Wire stories, from The Associated Press, are fed to the site by AP’s Online XML service. All wire copy, for both print and Web, is funneled into The Herald-Sun’s editorial management system without requiring editor involvement, Ham said.

 

Most important get top billing

AP articles judged to be most important are placed on heraldsun.com’s lead, or display, position. Those stories update automatically, yielding the paper some key benefits, Ham said.

“That [feature] came in particularly handy during the Florida election story,” said Ham. “That story — slugged ‘Recount-Legal’ — remained in the lead national spot on our home page for six weeks and we never had to touch it. Even if a development occurred at 3 a.m., the story was immediately current on our site.”

Heraldsun.com was the first Web site in the Durham market to update local news stories during the day. That was always part of the Web team’s DNA plan, based to exploit the weakness the team had seen in other newspaper sites during the planning period.

To that end, heraldsun.com changes its wire lineup just before noon each weekday. Local stories, meanwhile, are replaced every evening around midnight. If circumstances warrant, however, the newspaper updates the site as necessary.

 

Site traffic spikes

People flock to heraldsun.com. According to Ham, the site gets more than 3 million page views per average month. Traffic spikes during special events and particularly during college basketball season, when area universities such as Duke and North Carolina State are playing.
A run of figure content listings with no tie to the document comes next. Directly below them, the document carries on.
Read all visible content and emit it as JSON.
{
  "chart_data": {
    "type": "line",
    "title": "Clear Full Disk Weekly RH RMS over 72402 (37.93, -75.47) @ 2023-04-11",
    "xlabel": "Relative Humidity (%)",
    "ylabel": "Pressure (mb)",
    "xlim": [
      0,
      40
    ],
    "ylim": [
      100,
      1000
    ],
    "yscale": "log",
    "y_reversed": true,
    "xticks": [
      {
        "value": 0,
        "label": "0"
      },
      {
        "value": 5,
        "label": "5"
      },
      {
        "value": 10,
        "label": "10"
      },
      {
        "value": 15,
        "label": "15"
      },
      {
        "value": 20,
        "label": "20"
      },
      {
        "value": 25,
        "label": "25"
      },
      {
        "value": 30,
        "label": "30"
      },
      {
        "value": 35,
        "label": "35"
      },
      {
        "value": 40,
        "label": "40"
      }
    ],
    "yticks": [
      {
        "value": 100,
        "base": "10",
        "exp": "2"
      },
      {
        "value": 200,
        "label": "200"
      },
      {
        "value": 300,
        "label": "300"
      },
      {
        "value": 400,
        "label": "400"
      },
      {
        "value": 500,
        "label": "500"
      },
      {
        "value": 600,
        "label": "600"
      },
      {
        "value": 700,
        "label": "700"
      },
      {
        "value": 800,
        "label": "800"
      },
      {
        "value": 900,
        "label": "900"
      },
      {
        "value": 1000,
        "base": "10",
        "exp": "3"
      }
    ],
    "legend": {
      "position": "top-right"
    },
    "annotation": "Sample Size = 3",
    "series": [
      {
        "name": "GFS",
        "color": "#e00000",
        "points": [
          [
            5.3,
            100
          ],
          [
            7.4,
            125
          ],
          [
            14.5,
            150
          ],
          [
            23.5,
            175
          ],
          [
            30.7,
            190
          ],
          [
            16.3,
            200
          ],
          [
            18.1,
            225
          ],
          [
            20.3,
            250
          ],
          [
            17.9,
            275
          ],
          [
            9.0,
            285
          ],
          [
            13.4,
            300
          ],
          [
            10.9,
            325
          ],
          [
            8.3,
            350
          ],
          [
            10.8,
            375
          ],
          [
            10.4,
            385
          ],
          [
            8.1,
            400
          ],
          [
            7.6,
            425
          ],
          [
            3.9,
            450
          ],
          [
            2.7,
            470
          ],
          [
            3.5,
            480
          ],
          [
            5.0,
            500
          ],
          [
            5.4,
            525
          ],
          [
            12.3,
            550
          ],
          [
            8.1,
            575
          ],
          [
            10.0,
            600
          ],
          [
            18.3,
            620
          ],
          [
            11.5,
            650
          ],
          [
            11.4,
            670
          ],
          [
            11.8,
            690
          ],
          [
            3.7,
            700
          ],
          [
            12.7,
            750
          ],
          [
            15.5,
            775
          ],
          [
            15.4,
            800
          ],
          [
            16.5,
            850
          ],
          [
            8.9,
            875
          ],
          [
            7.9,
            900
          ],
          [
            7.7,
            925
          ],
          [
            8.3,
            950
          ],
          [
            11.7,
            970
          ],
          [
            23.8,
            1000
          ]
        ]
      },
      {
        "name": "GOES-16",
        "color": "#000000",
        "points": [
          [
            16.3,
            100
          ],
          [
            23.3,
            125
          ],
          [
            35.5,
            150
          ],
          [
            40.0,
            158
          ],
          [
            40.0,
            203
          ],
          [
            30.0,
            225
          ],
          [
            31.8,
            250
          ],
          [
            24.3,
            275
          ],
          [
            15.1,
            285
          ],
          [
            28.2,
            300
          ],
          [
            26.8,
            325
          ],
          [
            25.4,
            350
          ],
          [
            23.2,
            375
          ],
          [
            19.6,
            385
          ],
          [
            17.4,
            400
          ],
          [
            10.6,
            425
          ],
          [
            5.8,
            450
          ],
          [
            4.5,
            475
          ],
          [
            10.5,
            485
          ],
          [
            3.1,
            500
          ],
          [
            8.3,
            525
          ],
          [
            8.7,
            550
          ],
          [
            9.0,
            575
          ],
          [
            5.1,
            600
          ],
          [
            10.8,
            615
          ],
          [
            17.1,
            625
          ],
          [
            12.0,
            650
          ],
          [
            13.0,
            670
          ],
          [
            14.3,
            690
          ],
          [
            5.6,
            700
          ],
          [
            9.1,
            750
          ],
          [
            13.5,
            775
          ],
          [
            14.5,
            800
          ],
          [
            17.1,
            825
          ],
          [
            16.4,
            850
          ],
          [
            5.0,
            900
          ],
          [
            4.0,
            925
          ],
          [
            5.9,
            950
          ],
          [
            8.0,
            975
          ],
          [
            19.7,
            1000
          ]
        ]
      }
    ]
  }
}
“To give you an example of how important basketball is to our Web users, on Sept. 12, 2001, the most-trafficked story on our site had nothing to do with the terrorist attacks,” Ham said. “Instead, it was a story about a highly touted basketball recruit from Raleigh, Shavlik Randolph, calling a press conference to announce his college choice.”

Ham uses WebTrends site tracking software from NetIQ Corp. to keep tabs on trends.

Heraldsun.com has its own revenue goals it has to meet each month; companies can purchase packages that combine Web and print or opt to purchase solely online ads.

The newspaper’s ad representatives and print-ad manager work with The Sun-Herald’s new media sales executives to coordinate ad sales. Ham said heraldsun.com is profitable, due to the newspaper’s early goal to keep variable business costs low.

That goal was also the impetus behind the creation of Webination, which allowed the paper to produce the site with minimal additional personnel.

Indeed, heraldsun.com has but five people assigned to it: a director, an IT programmer and three ad employees.

www.heraldsun.com

Independent, family owned newspaper. Owned by the Rollins family of Durham, N.C. 
Chairman of the board: E.T. Rollins. 
President and publisher: David Hughey.

Launched:
Nov. 7, 2000.

Employees:
5 dedicated to Web site.


Selected awards:

• 2003 Digital Edge Most Innovative

• 2002 NCPA 2nd in Excellence

• 2001 Online Journalism award

• 2001 Digital Edge Most Innovative

• 2001 NPPA Best of the Web

• 2001 Inland Press Best Web Site

• 1996 Digital Edge Public Service

Publishing system:

Custom, based on Macromedia ColdFusion and macro operations; locally hosted.

Advertising system:
Real Media Open AdStream.

Other systems:
Search and archives built using ColdFusion. Search uses native Verity Inc. search application against internal SQL database. Archives stored in a Software Construction Co. MediaServer database.

Other services:
Weather: myweather.com
Stocks: cnet.com
|
National sports: SportsNetwork
Flight information: RLM Software

Metrics:
Average > 3 million page views per month.